Porphyrin Synthesis

A significant amount of work has been performed in the Senge laboratory towards more efficient and robust methods of porphyrin synthesis. Symmetrical porphyrins are widely available through classic condensation routes but demand in recent years for more useful nonsymmetrical porphyrins has risen significantly. To this end we have developed a new and highly versatile method to install virtually any aryl or alkyl residue to a free meso position on a pre formed porphyrin scaffold.

Our method relies on the intrinsic reactivity of the meso positions of porphyrins towards nucleophilic attack by strong nucleophiles. In a very straightforward addition oxidation mechanism virtually any starting porphyrin can be selectively functionalized to yield less symmetrical systems. The mechanism first goes through a porphyrin “anion” following attack by the nucleophile. This can then be hydrolyzed to a porphodimethene by water and oxidized to the target porphyrin. A modification of the procedure also developed by us involves the trapping of this “anion” in situ with an organic electrophile. This is a very useful way to convert a meso-disubstituted and a tetra-substituted one in a one-pot synthesis.

The synthetic methods used in our lab also rely heavily on the use of transition metal catalyzed reactions, particularly the palladium catalyzed reactions like Suzuki, Sonogashira and Heck. These allow rapid conversion of haloporphyrins into desired target systems.

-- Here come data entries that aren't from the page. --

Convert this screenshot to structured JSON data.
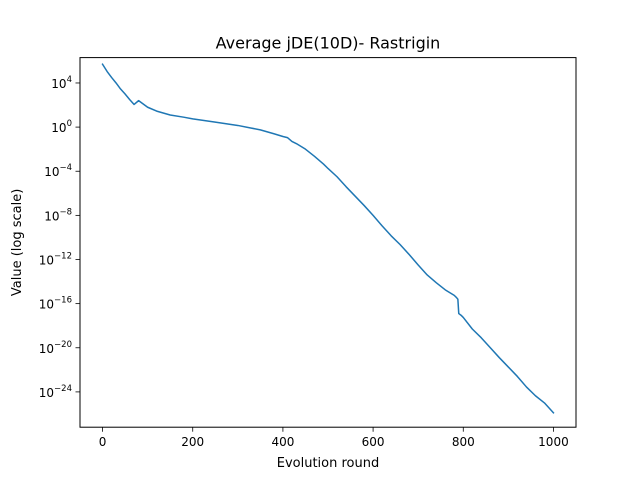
{
  "chart_data": {
    "type": "line",
    "title": "Average jDE(10D)- Rastrigin",
    "xlabel": "Evolution round",
    "ylabel": "Value (log scale)",
    "xlim": [
      -50,
      1050
    ],
    "ylim_log10": [
      -27.2,
      6.3
    ],
    "y_scale": "log",
    "grid": false,
    "x_ticks": [
      {
        "value": 0,
        "label": "0"
      },
      {
        "value": 200,
        "label": "200"
      },
      {
        "value": 400,
        "label": "400"
      },
      {
        "value": 600,
        "label": "600"
      },
      {
        "value": 800,
        "label": "800"
      },
      {
        "value": 1000,
        "label": "1000"
      }
    ],
    "y_ticks": [
      {
        "exp": 4,
        "base": "10",
        "sup": "4"
      },
      {
        "exp": 0,
        "base": "10",
        "sup": "0"
      },
      {
        "exp": -4,
        "base": "10",
        "sup": "−4"
      },
      {
        "exp": -8,
        "base": "10",
        "sup": "−8"
      },
      {
        "exp": -12,
        "base": "10",
        "sup": "−12"
      },
      {
        "exp": -16,
        "base": "10",
        "sup": "−16"
      },
      {
        "exp": -20,
        "base": "10",
        "sup": "−20"
      },
      {
        "exp": -24,
        "base": "10",
        "sup": "−24"
      }
    ],
    "series": [
      {
        "color": "#1f77b4",
        "x": [
          0,
          10,
          20,
          30,
          40,
          50,
          60,
          70,
          80,
          100,
          120,
          150,
          180,
          200,
          250,
          300,
          350,
          380,
          400,
          410,
          420,
          430,
          440,
          450,
          470,
          490,
          500,
          520,
          540,
          560,
          580,
          600,
          620,
          640,
          660,
          680,
          700,
          720,
          740,
          760,
          780,
          785,
          788,
          790,
          795,
          800,
          820,
          840,
          860,
          880,
          900,
          920,
          940,
          960,
          980,
          1000
        ],
        "log10_y": [
          5.7,
          5.05,
          4.5,
          4.0,
          3.45,
          3.0,
          2.5,
          2.05,
          2.4,
          1.8,
          1.45,
          1.1,
          0.9,
          0.75,
          0.45,
          0.15,
          -0.25,
          -0.6,
          -0.85,
          -0.95,
          -1.3,
          -1.5,
          -1.75,
          -2.0,
          -2.65,
          -3.35,
          -3.75,
          -4.5,
          -5.4,
          -6.25,
          -7.1,
          -8.0,
          -8.95,
          -9.85,
          -10.65,
          -11.55,
          -12.5,
          -13.4,
          -14.1,
          -14.75,
          -15.25,
          -15.45,
          -15.6,
          -16.9,
          -17.05,
          -17.25,
          -18.3,
          -19.1,
          -20.0,
          -20.9,
          -21.75,
          -22.6,
          -23.55,
          -24.35,
          -25.0,
          -25.9
        ]
      }
    ]
  }
}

The group is constantly involved in looking for new and better methods of porphyrin synthesis. Current research projects are focused on new fusing techniques and ß-modification reactions.

Cubane Synthesis

Considering the geometry of cubane, it is noteworthy that the distance across the cube (the body diagonal) is 2.72 Å, which is almost equivalent to the distance across a benzene ring, i.e., 2.79 Å,11,12 which has led to renewed interest in it as an isostere in drug development. Our interest in the cubane scaffold emerged from a search for rigid linking units which would inhibit electronic communication between bound electron transfer systems.

The cubane framework thus stood out, but the chemistry of cubane has remained somewhat stagnant for much of the last three decades and, as such, many modern avenues in synthetic chemistry, e.g., transition-metal-catalyzed cross-coupling reactions, have not been rigorously applied to the cubane system. The aim of this project is to develop appropriate cubane building blocks and test their applicability in cross-coupling reactions.

The group is constantly involved in looking for new and better methods of porphyrin synthesis. Current research projects are focused on new fusing techniques and ß-modification reactions.